Chapitre 15 : Ryan
Chapitre 15 : Ryan
Je me doutais qu'au premier abord, l'idée du lac lui déplairait mais j'étais loin d'imaginer qu'elle refuserait d'un coup sans réfléchir pour changer d'avis quelques heures après. Je pense que Scarlett a un rôle à jouer dans tout ça. Évidemment, c'est sa meilleure amie. Quand Nina a refusé, je pensais qu'elle ne changerait pas d'avis et qu'elle préférerait me demander autre chose comme simplement des discussions par téléphone comme l'autre fois. Ou pire, une part de moi pensait qu'elle allait tout annuler, me demander de plus jamais lui parler et couper les ponts.
Et courir se réfugier sous sa couette ou en Alaska.
Et maintenant, elle est devant moi et je vais devoir réparer tout ce que j'ai fait. Je vais devoir tout réparer par les mots car les mots qui ont du pouvoir, à condition de bien savoir les utiliser, de bien savoir parler, et de ne pas commettre d'erreurs. Je ne sais même pas où tout cela va me mener mais j'ai peur. Peur d'aggraver les choses au point qu'elle veuille me détester encore plus. Après, elle me déteste déjà beaucoup.

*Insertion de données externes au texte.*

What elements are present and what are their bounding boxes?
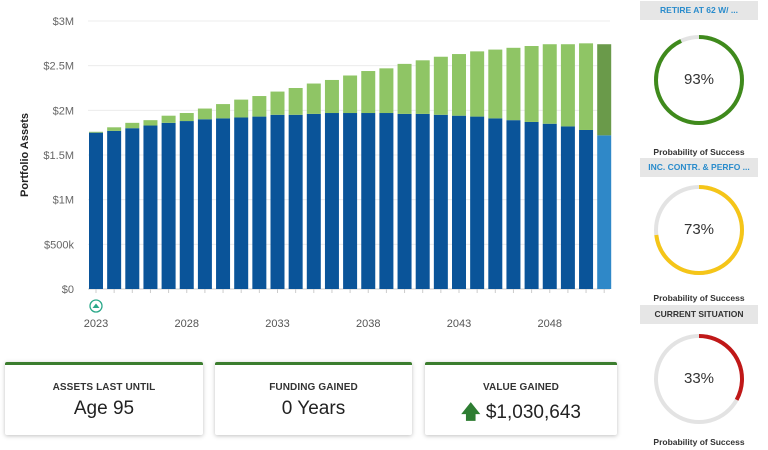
bar-gain[interactable] <box>324 79 339 114</box>
bar-base-assets[interactable] <box>506 120 521 289</box>
success-gauge <box>654 35 744 125</box>
bar-base-assets[interactable] <box>107 130 122 289</box>
bar-base-assets[interactable] <box>125 128 140 289</box>
bar-base-assets[interactable] <box>379 113 394 289</box>
bar-gain[interactable] <box>397 63 412 114</box>
y-tick-label: $1M <box>53 195 74 207</box>
bar-base-assets[interactable] <box>270 114 285 289</box>
funding-gained-card: FUNDING GAINED 0 Years <box>215 362 412 435</box>
gauge-percent: 73% <box>683 221 715 238</box>
bar-gain[interactable] <box>288 88 303 115</box>
bar-base-assets[interactable] <box>179 121 194 289</box>
bar-gain[interactable] <box>597 44 612 136</box>
success-gauge <box>654 334 744 424</box>
card-label: FUNDING GAINED <box>269 382 358 393</box>
bar-gain[interactable] <box>107 127 122 131</box>
bar-base-assets[interactable] <box>542 123 557 289</box>
bar-base-assets[interactable] <box>579 129 594 289</box>
bar-gain[interactable] <box>161 115 176 123</box>
bar-gain[interactable] <box>143 120 158 126</box>
bar-gain[interactable] <box>179 113 194 122</box>
bar-gain[interactable] <box>343 75 358 114</box>
bar-gain[interactable] <box>488 49 503 119</box>
gauge-caption: Probability of Success <box>653 293 745 303</box>
card-value: 0 Years <box>281 398 346 419</box>
x-tick-label: 2048 <box>538 318 562 330</box>
bar-base-assets[interactable] <box>470 116 485 289</box>
bar-base-assets[interactable] <box>433 114 448 289</box>
bar-base-assets[interactable] <box>524 121 539 290</box>
bar-base-assets[interactable] <box>343 113 358 289</box>
bar-gain[interactable] <box>361 71 376 114</box>
bar-base-assets[interactable] <box>252 116 267 289</box>
retirement-icon[interactable] <box>89 299 103 313</box>
bar-base-assets[interactable] <box>143 125 158 290</box>
bar-gain[interactable] <box>270 91 285 115</box>
y-tick-label: $2.5M <box>43 61 74 73</box>
bar-base-assets[interactable] <box>452 115 466 290</box>
bar-gain[interactable] <box>125 122 140 129</box>
bar-gain[interactable] <box>379 68 394 114</box>
bar-gain[interactable] <box>252 96 267 117</box>
bar-gain[interactable] <box>470 51 485 117</box>
bar-base-assets[interactable] <box>488 118 503 289</box>
x-tick-label: 2033 <box>265 318 289 330</box>
y-tick-label: $2M <box>53 105 74 117</box>
bar-base-assets[interactable] <box>361 113 376 289</box>
y-tick-label: $1.5M <box>43 150 74 162</box>
scenario-tab-retire-at-62[interactable]: RETIRE AT 62 W/ ... <box>640 1 758 20</box>
y-tick-label: $0 <box>62 284 74 296</box>
bar-base-assets[interactable] <box>288 114 303 289</box>
bar-base-assets[interactable] <box>234 117 249 289</box>
bar-gain[interactable] <box>197 108 212 120</box>
bar-base-assets[interactable] <box>397 113 412 289</box>
bar-gain[interactable] <box>452 54 466 116</box>
bar-gain[interactable] <box>542 44 557 124</box>
bar-base-assets[interactable] <box>415 113 430 289</box>
bar-gain[interactable] <box>234 99 249 118</box>
gauge-percent: 93% <box>683 71 715 88</box>
bar-base-assets[interactable] <box>216 118 231 289</box>
bar-gain[interactable] <box>306 83 321 114</box>
gauge-fill <box>654 334 744 424</box>
success-gauge <box>654 185 744 275</box>
arrow-up-icon: 🡅 <box>461 402 481 423</box>
value-gained-card: VALUE GAINED 🡅 $1,030,643 <box>425 362 617 435</box>
y-tick-label: $3M <box>53 16 74 28</box>
bar-base-assets[interactable] <box>306 113 321 289</box>
gauge-fill <box>654 35 744 125</box>
bar-base-assets[interactable] <box>324 113 339 289</box>
bar-base-assets[interactable] <box>89 132 103 289</box>
gauge-fill <box>654 185 744 275</box>
x-tick-label: 2023 <box>84 318 108 330</box>
x-tick-label: 2038 <box>356 318 380 330</box>
bar-gain[interactable] <box>89 131 103 133</box>
y-tick-label: $500k <box>44 239 74 251</box>
portfolio-assets-chart: Portfolio Assets $0 $500k $1M $1.5M $2M $2.5M… <box>19 16 612 330</box>
bar-gain[interactable] <box>524 46 539 122</box>
gauge-percent: 33% <box>683 370 715 387</box>
x-tick-label: 2043 <box>447 318 471 330</box>
bar-base-assets[interactable] <box>197 119 212 290</box>
y-axis-label: Portfolio Assets <box>19 113 31 197</box>
x-tick-label: 2028 <box>175 318 199 330</box>
scenario-tab-inc-contr[interactable]: INC. CONTR. & PERFO ... <box>640 158 758 177</box>
bar-base-assets[interactable] <box>597 135 612 289</box>
bar-gain[interactable] <box>579 43 594 130</box>
bar-base-assets[interactable] <box>560 126 575 289</box>
scenario-tab-current-situation[interactable]: CURRENT SITUATION <box>640 305 758 324</box>
bar-base-assets[interactable] <box>161 122 176 289</box>
bar-gain[interactable] <box>433 56 448 115</box>
gauge-caption: Probability of Success <box>653 147 745 157</box>
card-label: VALUE GAINED <box>482 382 560 393</box>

On dit souvent que dans un couple, la meilleure façon de réparer les disputes et de communiquer.
Putain, Ryan tu es en train d'imaginer Nina en tant que ta partenaire. C'est insensé.
Le cadre est agréable et Nina est devant moi.
Putain. Je vais craquer.
Elle est si belle. Si belle, avec ses cheveux bruns qui ondulent dans le vent comme des rubans de soie. Si belle avec ce visage si fragile, ce corps magnifique...
Je déraille.
Elle est immobile dans le vent et semble attendre que je fasse le premier pas pour la rejoindre. Dans ma tête, je me fais le scénario de tout ce que je dois lui dire pour tenter de la convaincre. Je sais que ce n'est pas aujourd'hui que les choses vont changer mais j'espère qu'à long terme il y aura du mieux. Après tout, c'est le but du jeu : je dois parler elle doit m'écouter. Elle doit me pardonner si je le mérite.
Toute ma vie ou presque, je l'ai passé dans le noir. Dans le noir, à cacher mes démons, à cacher mes défaites, à cacher le fait que ma famille s'est autodétruite, à cacher le fait que je devais améliorer qui j'étais. Mais comment l'expliquer à Nina sans qu'elle ne prenne peur ? Elle me voit déjà comme un monstre. Elle est la Belle et je suis la Bête. Elle est la Belle et je suis le clochard. Elle est la Belle dans tous les cas et moi je suis le monstre.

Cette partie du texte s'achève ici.